I have a dataframe with two columns of interest, one which is a binary variable (so either 1 or 0) and the other column is a collection of multiple strings. For instance, there are around 1000 different strings throughout 700k observations. What I would like to do now: I would basically want to create a ratio WITHIN EACH group that computes the share of the sum of observations where the binary variable =1 divided by the sum of observations where the binary variable is either 1 or 0. In addition, i would like to do it with dplyr (in case thats possible).
my base code looks the following, where isFraud is the binary variable and merchantName the variable that represents different groups.
dt_nm %>%
group_by(merchantName) %>%
summarise(ratio_fraud = sum(isFraud == 1) / nrow(merchantName))
I know the code I inserted above does not work, however I would just like to emphasize the way i would want to code to be constructed.
I appreciate any help!!
Many thanks in advance!
CodePudding user response:
Does this give you the expected answer?
library(dplyr)
# example dataset
df <- data.frame(
isFraud = c(1, 1, 0, 0, 1, 1, 1, 0, 0, 0, 0, 1),
merchantName = c(rep("merch1", 4), rep("merch2", 4), rep("merch3", 4))
)
df
#> isFraud merchantName
#> 1 1 merch1
#> 2 1 merch1
#> 3 0 merch1
#> 4 0 merch1
#> 5 1 merch2
#> 6 1 merch2
#> 7 1 merch2
#> 8 0 merch2
#> 9 0 merch3
#> 10 0 merch3
#> 11 0 merch3
#> 12 1 merch3
df %>%
group_by(merchantName, .drop = FALSE) %>%
summarise(ratio_fraud = sum(isFraud == 1) / n())
#> # A tibble: 3 × 2
#> merchantName ratio_fraud
#> <chr> <dbl>
#> 1 merch1 0.5
#> 2 merch2 0.75
#> 3 merch3 0.25
Created on 2022-11-10 by the reprex package (v2.0.1)

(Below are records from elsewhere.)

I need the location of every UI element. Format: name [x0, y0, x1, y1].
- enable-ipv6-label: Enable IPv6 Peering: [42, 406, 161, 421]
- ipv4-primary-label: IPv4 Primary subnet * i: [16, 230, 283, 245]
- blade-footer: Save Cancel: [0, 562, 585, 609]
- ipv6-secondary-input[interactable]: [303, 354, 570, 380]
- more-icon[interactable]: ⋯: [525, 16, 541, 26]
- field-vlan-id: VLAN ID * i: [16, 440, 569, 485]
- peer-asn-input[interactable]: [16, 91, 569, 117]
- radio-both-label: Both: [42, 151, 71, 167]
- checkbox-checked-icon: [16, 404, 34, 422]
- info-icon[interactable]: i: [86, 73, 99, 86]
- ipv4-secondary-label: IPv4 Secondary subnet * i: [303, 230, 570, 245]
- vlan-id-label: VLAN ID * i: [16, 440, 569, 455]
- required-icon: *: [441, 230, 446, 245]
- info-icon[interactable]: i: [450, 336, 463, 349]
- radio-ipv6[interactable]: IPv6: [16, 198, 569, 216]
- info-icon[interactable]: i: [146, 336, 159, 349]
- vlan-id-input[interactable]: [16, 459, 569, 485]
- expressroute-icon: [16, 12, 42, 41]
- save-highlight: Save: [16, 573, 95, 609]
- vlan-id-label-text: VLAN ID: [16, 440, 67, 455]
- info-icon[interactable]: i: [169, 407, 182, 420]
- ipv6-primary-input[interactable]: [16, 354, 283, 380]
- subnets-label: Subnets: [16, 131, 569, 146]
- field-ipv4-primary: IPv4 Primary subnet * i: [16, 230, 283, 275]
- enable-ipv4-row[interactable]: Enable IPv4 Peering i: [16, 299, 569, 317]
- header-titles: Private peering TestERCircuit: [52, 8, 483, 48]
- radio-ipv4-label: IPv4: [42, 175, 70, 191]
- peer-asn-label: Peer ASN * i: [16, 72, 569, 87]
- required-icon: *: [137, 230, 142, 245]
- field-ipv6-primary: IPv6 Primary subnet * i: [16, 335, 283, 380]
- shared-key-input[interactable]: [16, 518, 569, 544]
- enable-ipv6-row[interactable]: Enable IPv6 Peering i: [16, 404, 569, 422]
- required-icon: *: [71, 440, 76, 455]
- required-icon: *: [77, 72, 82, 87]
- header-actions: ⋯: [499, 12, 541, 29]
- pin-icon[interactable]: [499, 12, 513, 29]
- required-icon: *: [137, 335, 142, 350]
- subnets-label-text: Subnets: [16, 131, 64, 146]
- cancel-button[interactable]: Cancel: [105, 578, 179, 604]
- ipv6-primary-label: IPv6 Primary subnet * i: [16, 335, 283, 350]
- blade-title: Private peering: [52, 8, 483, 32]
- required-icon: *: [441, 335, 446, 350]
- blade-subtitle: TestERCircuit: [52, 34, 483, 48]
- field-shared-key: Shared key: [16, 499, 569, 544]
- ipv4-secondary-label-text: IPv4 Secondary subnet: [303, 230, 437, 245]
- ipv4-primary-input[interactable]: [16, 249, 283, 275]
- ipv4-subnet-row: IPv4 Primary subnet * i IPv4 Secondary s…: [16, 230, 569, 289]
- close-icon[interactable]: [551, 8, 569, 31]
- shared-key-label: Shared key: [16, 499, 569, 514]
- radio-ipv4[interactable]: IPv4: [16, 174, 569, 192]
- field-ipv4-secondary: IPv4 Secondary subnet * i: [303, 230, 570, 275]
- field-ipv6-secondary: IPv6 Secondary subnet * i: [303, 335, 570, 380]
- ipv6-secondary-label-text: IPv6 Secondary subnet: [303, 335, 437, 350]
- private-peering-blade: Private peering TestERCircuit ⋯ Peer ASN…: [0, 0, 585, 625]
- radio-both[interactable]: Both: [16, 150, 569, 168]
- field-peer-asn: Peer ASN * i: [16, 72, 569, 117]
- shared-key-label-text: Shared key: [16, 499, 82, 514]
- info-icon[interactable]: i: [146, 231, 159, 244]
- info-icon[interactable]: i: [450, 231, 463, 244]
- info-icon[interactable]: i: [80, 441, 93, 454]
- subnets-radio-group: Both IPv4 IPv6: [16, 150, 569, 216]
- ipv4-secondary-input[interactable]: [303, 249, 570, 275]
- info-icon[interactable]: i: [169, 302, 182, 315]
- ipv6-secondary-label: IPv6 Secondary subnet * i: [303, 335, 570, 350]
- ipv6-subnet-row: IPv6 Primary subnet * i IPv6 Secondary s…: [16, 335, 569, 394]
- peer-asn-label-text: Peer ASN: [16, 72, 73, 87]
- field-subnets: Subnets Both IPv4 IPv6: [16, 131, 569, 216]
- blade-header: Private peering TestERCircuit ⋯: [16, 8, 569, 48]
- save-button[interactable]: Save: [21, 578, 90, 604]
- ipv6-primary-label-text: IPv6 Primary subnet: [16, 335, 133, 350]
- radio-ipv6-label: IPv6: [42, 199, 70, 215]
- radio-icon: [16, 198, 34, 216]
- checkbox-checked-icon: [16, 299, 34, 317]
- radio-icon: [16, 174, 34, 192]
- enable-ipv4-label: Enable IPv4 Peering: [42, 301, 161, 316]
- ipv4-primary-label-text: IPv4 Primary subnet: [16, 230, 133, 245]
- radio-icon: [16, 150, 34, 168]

CodePudding user response:
We could just use mean
to get the proportion as it is a binary column
library(dplyr)
dt_nm %>%
group_by(merchantName) %>%
summarise(ratio_fraud = mean(isFraud), .groups = "drop")
NOTE: nrow(merchantName)
doesn't work as it is a column i.e. vector
in the 'dt_nm' which doesn't have any dim
attributes
> nrow(dt_nm$merchantName)
NULL
In case, if we meant the nrow(dt_nm)
, that would be number of rows of the whole dataset instead of the group size which would be n()